Scrushy was Don Siegelman's codefendant in a criminal case, and Bob Riley was one of Siegelman's chief political adversaries.

And get this: Birmingham lawyer and former U.S. attorney Doug Jones was serving on Siegelman's defense team while also representing plaintiffs in the HealthSouth civil case in federal court. Guess who later would join Jones on the plaintiffs' side, against HealthSouth and Siegelman codefendant Scrushy? None other than Rob Riley.

Jones, who is known as a Democrat, supposedly had Siegelman's best interests at heart. But how could he fully represent Siegelman in a criminal case while going after Siegelman's codefendant in a civil case? And how could he have full loyalty to Siegelman and then side with Rob Riley, the son of Siegelman's chief adversary, in a civil case involving hundreds of millions of dollars.

Would Doug Jones (or Rob Riley, for that matter) recognize a conflict of interest if it fell out of the sky and landed in his lap? Much more is coming about "Me and Mr. Jones." On an Alabama listserv, "we've had a thing going on." And it reveals a lot about where Doug Jones' motivations and loyalties might lie.

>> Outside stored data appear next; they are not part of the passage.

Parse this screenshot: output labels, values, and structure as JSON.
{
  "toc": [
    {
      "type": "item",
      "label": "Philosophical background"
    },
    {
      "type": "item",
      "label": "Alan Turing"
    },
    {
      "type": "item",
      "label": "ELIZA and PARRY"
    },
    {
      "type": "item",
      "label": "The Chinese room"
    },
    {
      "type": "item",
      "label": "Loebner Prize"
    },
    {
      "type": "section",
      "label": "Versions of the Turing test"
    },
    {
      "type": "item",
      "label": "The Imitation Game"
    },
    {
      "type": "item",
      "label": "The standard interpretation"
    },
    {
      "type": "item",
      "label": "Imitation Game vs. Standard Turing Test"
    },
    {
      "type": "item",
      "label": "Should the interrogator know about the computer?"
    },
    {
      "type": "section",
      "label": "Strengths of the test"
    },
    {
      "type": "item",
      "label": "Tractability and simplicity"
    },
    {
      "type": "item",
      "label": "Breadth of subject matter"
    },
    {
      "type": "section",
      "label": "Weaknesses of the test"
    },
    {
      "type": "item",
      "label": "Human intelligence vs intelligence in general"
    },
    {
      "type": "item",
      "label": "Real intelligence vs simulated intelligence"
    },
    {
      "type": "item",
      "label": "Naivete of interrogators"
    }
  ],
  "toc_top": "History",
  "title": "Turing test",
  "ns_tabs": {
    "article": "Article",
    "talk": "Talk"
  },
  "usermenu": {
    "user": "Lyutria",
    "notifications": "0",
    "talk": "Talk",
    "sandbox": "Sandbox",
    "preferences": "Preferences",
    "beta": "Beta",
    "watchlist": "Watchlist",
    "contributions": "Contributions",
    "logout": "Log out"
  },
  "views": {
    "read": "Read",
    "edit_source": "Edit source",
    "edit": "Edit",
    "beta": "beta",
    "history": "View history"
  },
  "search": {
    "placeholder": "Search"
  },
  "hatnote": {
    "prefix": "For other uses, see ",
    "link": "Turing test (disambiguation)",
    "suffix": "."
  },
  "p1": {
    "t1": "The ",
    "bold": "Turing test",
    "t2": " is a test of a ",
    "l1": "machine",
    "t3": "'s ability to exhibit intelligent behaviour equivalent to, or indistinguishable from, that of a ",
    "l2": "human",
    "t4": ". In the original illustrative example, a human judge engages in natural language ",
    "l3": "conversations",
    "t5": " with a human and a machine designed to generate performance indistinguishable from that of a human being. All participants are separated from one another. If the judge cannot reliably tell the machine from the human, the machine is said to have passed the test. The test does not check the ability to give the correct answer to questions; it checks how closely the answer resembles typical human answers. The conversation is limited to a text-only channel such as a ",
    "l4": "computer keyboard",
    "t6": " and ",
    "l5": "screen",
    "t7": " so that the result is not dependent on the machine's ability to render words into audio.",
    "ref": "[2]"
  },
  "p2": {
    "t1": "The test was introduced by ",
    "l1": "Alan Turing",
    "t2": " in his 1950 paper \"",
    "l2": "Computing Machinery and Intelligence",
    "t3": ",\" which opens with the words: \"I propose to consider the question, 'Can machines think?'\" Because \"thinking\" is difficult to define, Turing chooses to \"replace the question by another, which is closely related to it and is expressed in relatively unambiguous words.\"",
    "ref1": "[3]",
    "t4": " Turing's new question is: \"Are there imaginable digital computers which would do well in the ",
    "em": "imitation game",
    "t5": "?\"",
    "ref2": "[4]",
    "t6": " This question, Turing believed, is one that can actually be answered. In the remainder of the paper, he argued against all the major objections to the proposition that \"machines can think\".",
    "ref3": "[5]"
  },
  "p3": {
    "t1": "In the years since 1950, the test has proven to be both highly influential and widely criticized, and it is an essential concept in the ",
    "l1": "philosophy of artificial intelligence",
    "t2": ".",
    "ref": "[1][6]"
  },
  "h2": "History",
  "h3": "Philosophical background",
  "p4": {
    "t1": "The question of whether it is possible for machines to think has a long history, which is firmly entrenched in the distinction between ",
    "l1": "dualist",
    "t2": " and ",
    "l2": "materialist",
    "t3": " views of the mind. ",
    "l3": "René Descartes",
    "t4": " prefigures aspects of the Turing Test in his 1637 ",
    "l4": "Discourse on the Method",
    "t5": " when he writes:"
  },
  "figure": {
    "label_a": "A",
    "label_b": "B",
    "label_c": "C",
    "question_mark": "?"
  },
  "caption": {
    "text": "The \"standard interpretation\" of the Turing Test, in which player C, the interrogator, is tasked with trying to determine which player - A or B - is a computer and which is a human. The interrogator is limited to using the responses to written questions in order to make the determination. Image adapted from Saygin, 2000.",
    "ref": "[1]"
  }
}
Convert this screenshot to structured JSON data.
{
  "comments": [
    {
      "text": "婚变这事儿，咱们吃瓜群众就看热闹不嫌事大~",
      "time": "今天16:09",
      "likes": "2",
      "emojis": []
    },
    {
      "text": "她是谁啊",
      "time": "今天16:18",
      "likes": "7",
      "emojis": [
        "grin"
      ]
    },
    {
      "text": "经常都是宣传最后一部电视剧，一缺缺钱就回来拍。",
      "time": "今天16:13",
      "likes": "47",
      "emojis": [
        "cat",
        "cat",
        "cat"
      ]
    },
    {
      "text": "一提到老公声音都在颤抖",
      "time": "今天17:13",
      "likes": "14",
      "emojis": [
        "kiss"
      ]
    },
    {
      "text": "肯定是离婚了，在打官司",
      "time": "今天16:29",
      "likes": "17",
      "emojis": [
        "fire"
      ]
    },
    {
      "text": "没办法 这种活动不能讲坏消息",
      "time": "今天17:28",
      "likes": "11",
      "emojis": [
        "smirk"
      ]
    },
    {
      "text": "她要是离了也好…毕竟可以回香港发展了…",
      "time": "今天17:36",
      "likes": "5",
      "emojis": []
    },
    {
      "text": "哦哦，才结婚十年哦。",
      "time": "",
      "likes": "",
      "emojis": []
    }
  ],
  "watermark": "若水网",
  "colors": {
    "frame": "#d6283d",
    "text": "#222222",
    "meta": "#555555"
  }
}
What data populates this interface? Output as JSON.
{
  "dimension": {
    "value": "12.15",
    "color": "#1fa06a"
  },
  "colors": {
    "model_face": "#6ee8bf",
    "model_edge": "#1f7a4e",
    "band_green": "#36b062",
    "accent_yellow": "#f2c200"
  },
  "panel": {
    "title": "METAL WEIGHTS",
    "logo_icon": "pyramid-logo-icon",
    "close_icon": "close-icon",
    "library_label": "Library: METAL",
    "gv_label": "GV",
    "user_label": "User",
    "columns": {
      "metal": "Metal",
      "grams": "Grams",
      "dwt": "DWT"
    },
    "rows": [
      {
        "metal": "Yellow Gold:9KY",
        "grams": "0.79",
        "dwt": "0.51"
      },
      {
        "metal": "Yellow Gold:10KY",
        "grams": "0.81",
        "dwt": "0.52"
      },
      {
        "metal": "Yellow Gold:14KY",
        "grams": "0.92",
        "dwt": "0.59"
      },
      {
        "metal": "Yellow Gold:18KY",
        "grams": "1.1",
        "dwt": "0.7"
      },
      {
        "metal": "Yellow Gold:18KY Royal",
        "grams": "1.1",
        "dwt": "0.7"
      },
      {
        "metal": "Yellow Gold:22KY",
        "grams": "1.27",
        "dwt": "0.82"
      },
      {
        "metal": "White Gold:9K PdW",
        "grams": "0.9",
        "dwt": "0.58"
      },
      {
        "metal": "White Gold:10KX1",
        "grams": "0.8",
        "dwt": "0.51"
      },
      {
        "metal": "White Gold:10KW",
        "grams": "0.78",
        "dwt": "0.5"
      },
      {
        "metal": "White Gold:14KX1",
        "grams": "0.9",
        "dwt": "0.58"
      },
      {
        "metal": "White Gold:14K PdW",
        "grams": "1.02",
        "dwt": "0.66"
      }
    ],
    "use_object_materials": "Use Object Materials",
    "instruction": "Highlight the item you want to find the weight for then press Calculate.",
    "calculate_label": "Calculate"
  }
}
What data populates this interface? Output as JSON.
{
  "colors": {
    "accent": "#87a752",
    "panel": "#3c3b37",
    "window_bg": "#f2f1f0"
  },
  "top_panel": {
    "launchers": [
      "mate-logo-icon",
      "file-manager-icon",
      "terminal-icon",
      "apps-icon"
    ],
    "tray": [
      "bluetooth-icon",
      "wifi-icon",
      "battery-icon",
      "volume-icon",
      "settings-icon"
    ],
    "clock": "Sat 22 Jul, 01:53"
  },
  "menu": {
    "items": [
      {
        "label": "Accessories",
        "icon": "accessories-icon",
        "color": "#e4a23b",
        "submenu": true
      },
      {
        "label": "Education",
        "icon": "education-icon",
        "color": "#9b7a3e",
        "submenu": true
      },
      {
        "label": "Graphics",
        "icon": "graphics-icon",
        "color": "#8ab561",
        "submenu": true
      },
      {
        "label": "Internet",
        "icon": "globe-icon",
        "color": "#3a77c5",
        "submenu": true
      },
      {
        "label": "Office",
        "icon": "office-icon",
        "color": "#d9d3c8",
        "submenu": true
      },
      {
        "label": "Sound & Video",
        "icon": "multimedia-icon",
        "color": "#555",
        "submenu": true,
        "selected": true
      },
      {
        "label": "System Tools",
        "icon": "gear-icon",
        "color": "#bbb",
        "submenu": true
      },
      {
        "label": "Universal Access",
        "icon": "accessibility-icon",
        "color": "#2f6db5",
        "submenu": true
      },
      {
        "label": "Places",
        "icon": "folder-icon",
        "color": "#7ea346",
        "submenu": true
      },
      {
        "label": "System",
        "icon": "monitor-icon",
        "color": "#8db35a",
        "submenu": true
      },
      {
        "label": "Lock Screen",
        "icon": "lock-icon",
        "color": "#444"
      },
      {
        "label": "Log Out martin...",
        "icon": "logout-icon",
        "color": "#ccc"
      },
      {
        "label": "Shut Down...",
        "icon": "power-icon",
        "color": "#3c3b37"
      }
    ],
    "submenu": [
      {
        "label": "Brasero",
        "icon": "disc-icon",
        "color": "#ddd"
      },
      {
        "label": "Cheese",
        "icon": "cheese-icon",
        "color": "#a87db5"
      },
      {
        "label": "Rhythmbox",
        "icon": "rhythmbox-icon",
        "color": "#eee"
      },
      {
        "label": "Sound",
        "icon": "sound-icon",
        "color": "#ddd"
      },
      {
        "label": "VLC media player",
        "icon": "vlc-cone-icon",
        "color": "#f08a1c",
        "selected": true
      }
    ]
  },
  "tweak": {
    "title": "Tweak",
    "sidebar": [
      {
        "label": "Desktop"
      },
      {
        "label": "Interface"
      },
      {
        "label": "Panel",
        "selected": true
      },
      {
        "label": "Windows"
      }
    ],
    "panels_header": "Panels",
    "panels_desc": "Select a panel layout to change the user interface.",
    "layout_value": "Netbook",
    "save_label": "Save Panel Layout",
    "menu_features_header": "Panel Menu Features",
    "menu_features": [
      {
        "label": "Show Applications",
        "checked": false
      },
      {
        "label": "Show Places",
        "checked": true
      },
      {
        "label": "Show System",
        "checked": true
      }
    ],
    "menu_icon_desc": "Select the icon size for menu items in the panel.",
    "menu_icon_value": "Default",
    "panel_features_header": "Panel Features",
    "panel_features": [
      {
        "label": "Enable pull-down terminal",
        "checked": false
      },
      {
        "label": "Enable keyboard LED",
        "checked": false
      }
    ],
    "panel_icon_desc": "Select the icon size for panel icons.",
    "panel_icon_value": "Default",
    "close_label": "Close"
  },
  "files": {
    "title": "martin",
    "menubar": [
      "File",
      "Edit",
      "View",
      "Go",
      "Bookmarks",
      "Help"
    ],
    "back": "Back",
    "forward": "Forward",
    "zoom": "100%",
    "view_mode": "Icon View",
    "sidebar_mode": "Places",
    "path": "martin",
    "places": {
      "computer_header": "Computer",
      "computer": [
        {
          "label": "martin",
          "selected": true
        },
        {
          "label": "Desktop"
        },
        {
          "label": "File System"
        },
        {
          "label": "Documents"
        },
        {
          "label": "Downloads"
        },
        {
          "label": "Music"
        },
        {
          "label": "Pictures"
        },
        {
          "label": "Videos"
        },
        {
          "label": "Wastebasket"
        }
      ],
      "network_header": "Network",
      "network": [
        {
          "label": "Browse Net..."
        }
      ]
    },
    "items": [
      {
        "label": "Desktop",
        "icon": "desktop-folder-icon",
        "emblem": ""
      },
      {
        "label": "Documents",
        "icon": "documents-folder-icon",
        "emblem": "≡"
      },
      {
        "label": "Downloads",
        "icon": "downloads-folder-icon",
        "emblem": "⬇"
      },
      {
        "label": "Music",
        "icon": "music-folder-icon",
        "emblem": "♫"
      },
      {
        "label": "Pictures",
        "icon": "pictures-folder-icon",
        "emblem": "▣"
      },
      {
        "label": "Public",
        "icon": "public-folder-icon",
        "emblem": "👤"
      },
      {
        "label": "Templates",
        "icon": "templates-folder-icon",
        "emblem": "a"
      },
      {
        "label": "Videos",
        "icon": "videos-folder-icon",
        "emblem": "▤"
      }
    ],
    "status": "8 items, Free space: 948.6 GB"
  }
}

But back to Allwin Horn and the Tucker v. Scrushy lawsuit in state court. Is the deck stacked against Scrushy? Sure looks like it.

What are the chances that Scrushy will get a fair hearing in a trial run by Allwin Horn? Not very good, I would say.

1 comment:

Robby Scott Hill said...

And you're surprised that a judge would stand the law on its head to protect a brother lawyer? When you enroll in law school, tell that story to the admissions office and list it on your bar application. No wait, that might actually keep you out of law school or the bar exam because by telling the truth about the illegal and unethical conduct of their own members which they'd prefer to cover up, you'd be accusing The Bar of being unwilling or incapable of disciplining it's own lawyers and judges. You need to say that you messed up by getting into a dispute without having enough money to hire a better lawyer or appeal your case. That's what they want to hear because it means The State Bar's staffers can continue to get paid for not doing their jobs.